Imagine getting home from work, its winter, its cold. You have a shower to warm up and half way through your shower… your water stops. You wrap a towel around yourself, remove the shampoo from your eyes and go out into the cold to swap the tanks as the water tank you were using had run dry. This was a common occurrence in my house… but not anymore. Now I can keep visually see the level of water in my water tanks on my iPad and receive an email when the tank level gets low.
Awesome project! Just wondering whether it would be possible to use the Raspberry Pi Zero W - provided there is wifi access to the tank, and how reliable “reconnecting” etc. would be. Had any look at that anytime? It would shave a few dollars off the project cost… though reckon wired ethernet would be probably more reliable… ??

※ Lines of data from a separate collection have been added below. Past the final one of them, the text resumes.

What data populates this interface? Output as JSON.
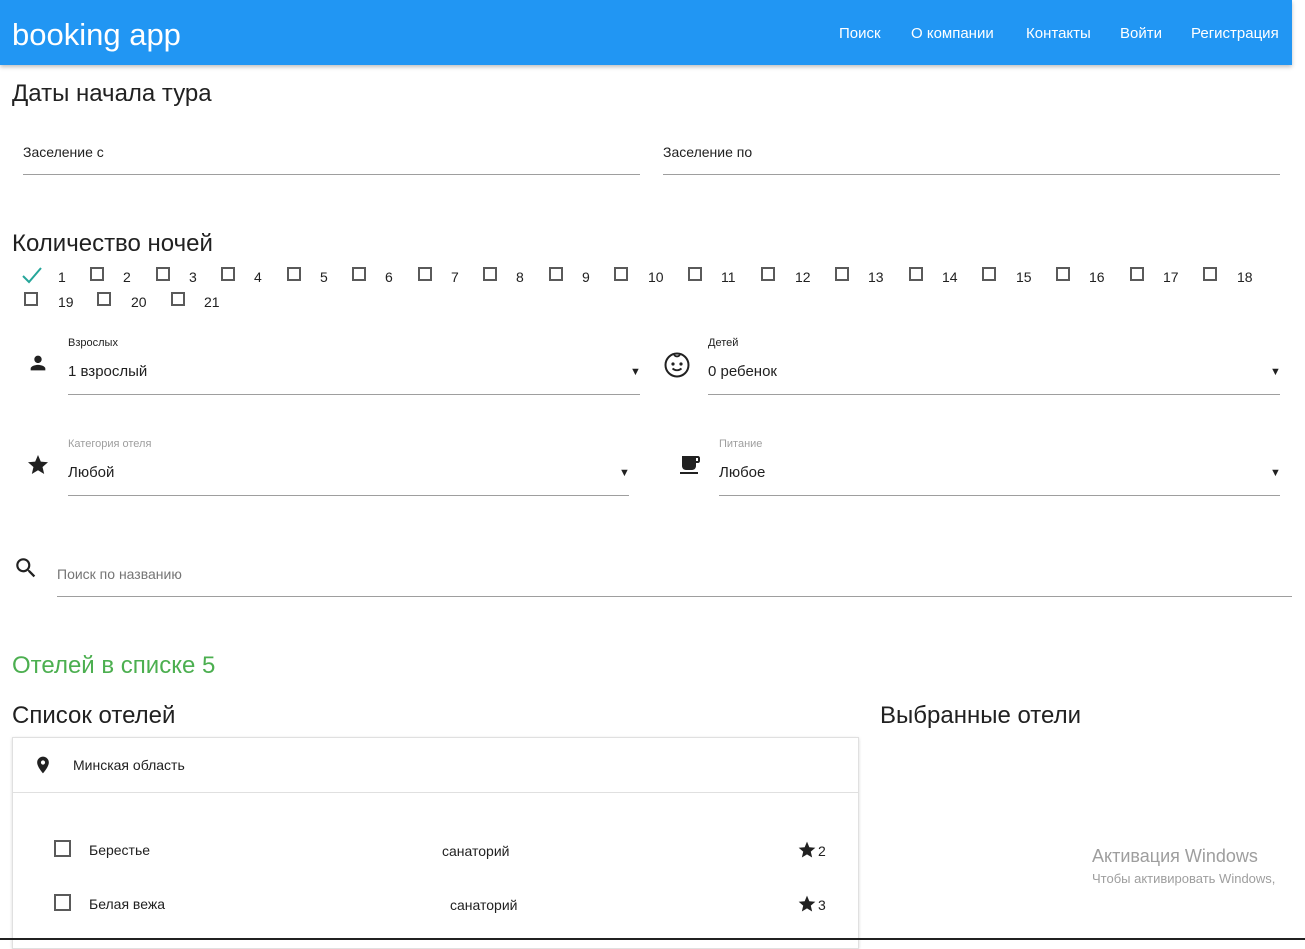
{
  "header": {
    "brand": "booking app",
    "nav": [
      "Поиск",
      "О компании",
      "Контакты",
      "Войти",
      "Регистрация"
    ]
  },
  "dates": {
    "title": "Даты начала тура",
    "from_label": "Заселение с",
    "to_label": "Заселение по"
  },
  "nights": {
    "title": "Количество ночей",
    "options": [
      "1",
      "2",
      "3",
      "4",
      "5",
      "6",
      "7",
      "8",
      "9",
      "10",
      "11",
      "12",
      "13",
      "14",
      "15",
      "16",
      "17",
      "18",
      "19",
      "20",
      "21"
    ],
    "checked": [
      "1"
    ]
  },
  "filters": {
    "adults": {
      "label": "Взрослых",
      "value": "1 взрослый"
    },
    "children": {
      "label": "Детей",
      "value": "0 ребенок"
    },
    "category": {
      "label": "Категория отеля",
      "value": "Любой"
    },
    "meal": {
      "label": "Питание",
      "value": "Любое"
    }
  },
  "search": {
    "placeholder": "Поиск по названию"
  },
  "results": {
    "count_text": "Отелей в списке 5"
  },
  "hotels": {
    "title": "Список отелей",
    "region": "Минская область",
    "items": [
      {
        "name": "Берестье",
        "type": "санаторий",
        "stars": "2"
      },
      {
        "name": "Белая вежа",
        "type": "санаторий",
        "stars": "3"
      }
    ]
  },
  "selected": {
    "title": "Выбранные отели"
  },
  "watermark": {
    "line1": "Активация Windows",
    "line2": "Чтобы активировать Windows,"
  },
  "colors": {
    "primary": "#2196f3",
    "accent_check": "#26a69a",
    "success": "#4caf50"
  }
}
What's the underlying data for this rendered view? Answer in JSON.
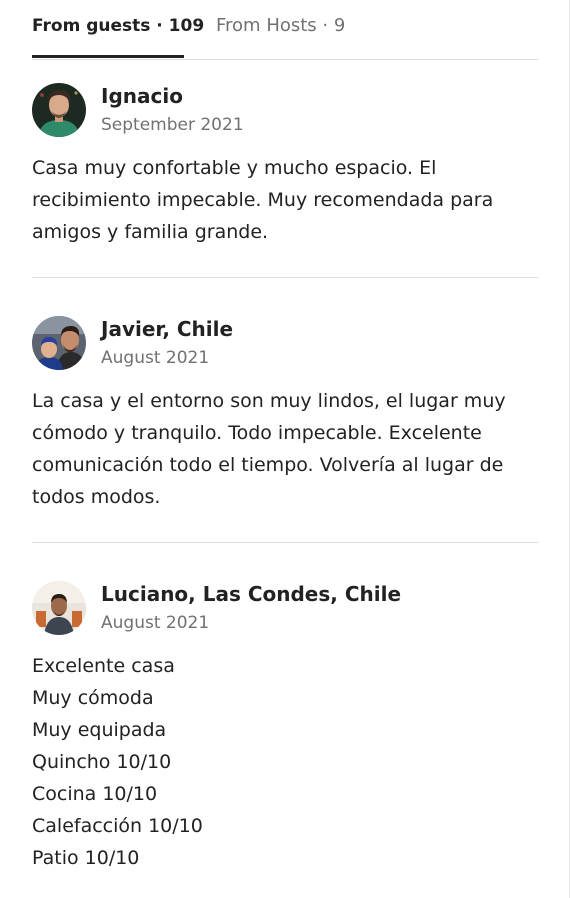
{
  "tabs": {
    "guests_label": "From guests · 109",
    "hosts_label": "From Hosts · 9"
  },
  "reviews": [
    {
      "name": "Ignacio",
      "date": "September 2021",
      "lines": [
        "Casa muy confortable y mucho espacio. El",
        "recibimiento impecable. Muy recomendada para",
        "amigos y familia grande."
      ]
    },
    {
      "name": "Javier, Chile",
      "date": "August 2021",
      "lines": [
        "La casa y el entorno son muy lindos, el lugar muy",
        "cómodo y tranquilo. Todo impecable. Excelente",
        "comunicación todo el tiempo. Volvería al lugar de",
        "todos modos."
      ]
    },
    {
      "name": "Luciano, Las Condes, Chile",
      "date": "August 2021",
      "lines": [
        "Excelente casa",
        "Muy cómoda",
        "Muy equipada",
        "Quincho 10/10",
        "Cocina 10/10",
        "Calefacción 10/10",
        "Patio 10/10"
      ]
    }
  ]
}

I’m sure Denver will be able to provide better insight, but using a WiFi connection shouldn’t be an issue at all. Provided it’s in range, it has built in handling to ensure that data is sent and received correctly.
It can absolutely be run from a RPi zero W. I tested it on a zero as well. I only used the RPi 3 and the Ethernet as I didn’t have power at the site where it was to be installed, so I used POE to get power there. I am about to build another one that runs on an onion from battery and solar. That one will be wifi only.
@Andrew54467, I am lately getting fluctuations in readings. The existing program uses a single reading to get the level. i am going to modify the program in the coming weeks to take an average or mean of 5 readings to get better accuracy. I will let you know what i come up with.
Was inspiration for mine, making up a part of an automated irrigation system.
Although I am using Python code to take the distance measurement to the water level in the tank (the earlier link was a lot of help for that), the rest of my UI is served up via a web browser.
I also had encountered some trouble with variance of the distance measurements. At times it was up to ~30mm. My solution was to take a bunch of individual measurements (10/12 or so), remove the outliers, then average whatever was left. There’s still a little bit of wobble in the resulting measurements. But I think it’s acceptable.
I used a 2.2k and a 3.3k ohm resistor as a voltage divider off the Echo output of the sensor. To take its 5volts down to the 3volts that the Raspberry Pi prefers. This bit was important so as not to damage the GPIO.
Hi Jon and John,
I had started this project a while ago, and then I was side tracked. I have gone back through my backups, and found I still had the code files, but not the data files.
Let me know if you still want these and I’ll upload them?